Wellness amenities in UW’s new Bakke rec center
Wellness amenities in UW’s new Bakke rec center include (clockwise) a teaching kitchen, nap pods, wellness rooms and a rejuvenation studio. Photos courtesy HOK


Inclusive Design & Programming

Emily Ostertag, a designer who worked on both of Rec Well’s new facilities, discussed how rec centers can make people of all fitness levels feel comfortable. One way is by providing a variety of programming. Bakke, for example, includes traditional rec center programming, such as weight rooms and hardwood courts, and non-traditional spaces such as a climbing wall and eSports studios. Another way to make users feel comfortable is by creating “neighborhoods” within the building for people of various fitness levels.

“Rec centers tend to be large, open buildings that can feel overwhelming. To balance that, we created more privatized areas—fitness neighborhoods—that make people feel more comfortable. I compare them to the booths in a restaurant that offer passive privacy. You can still see what’s going on elsewhere, but you feel like you’re in your own private zone.”

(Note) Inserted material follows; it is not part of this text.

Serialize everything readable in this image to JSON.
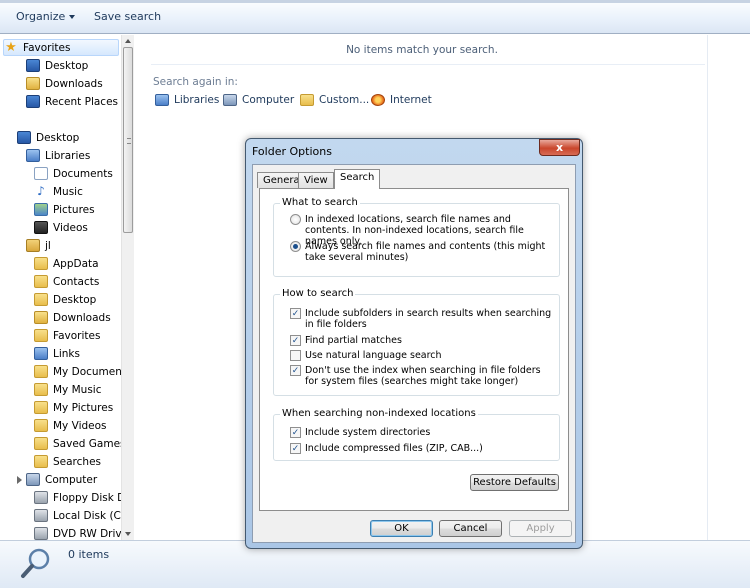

Wellness Strategies for Existing Spaces

University of Wisconsin’s new rec centers benefit from a better understanding of wellbeing than existed just a decade or two ago. Yet universities with older facilities can add wellbeing elements to existing rec centers. The panel offered several suggestions for modifying older facilities, including:

Khan spoke of ways to bring the outdoor elements inside the facility, such as a popular space within Bakke that features artificial turf and double-height windows that allow for lots of natural light.

Diehl discussed how plants, artwork, wall colors and environmental graphics can be used to benefit wellbeing.

Ostertag suggested older rec centers audit how their existing spaces are used and how they might adapt to new uses and programming. “For example, racquetball is not as popular as it once was, said Ostertag. “Yet some existing facilities have 10 racquetball courts and only two are in regular use. Those courts can be great spaces to retrofit into a new use such as a wellbeing space, a spin studio, or something else.”

UW’s new Bakke Recreation & Wellbeing Center.
Turf workout spaces, daylit hardwood courts, a climbing wall, golf simulators, spinning studio and yoga/meditation/prayer room inside UW’s new Bakke Recreation & Wellbeing Center. Photos courtesy HOK


You Can’t Spell Recruitment Without Rec

While Rec Well’s new facilities were designed to address the needs of UW students, there’s no doubt the rec centers are also making an impression on students far beyond Madison.

In response to a question about how rec centers can aid recruitment, Khan told a story about one of Rec Well’s previous facilities, an outdated building known as the SERF.

“Our campus tour guides wouldn’t even bring people to the building. They’d point to it and say, ‘That’s the SERF’ and then walk in the other direction. Now, we are one of the stops on the tour. That’s a huge difference,” said Khan. “I’ve shown our new buildings to prospective students who are leaning toward going to other schools. After they see these spaces and how impressive and inclusive they are, they change their mind and say, ‘You know, I really need to consider coming here instead.’ That’s a big deal.”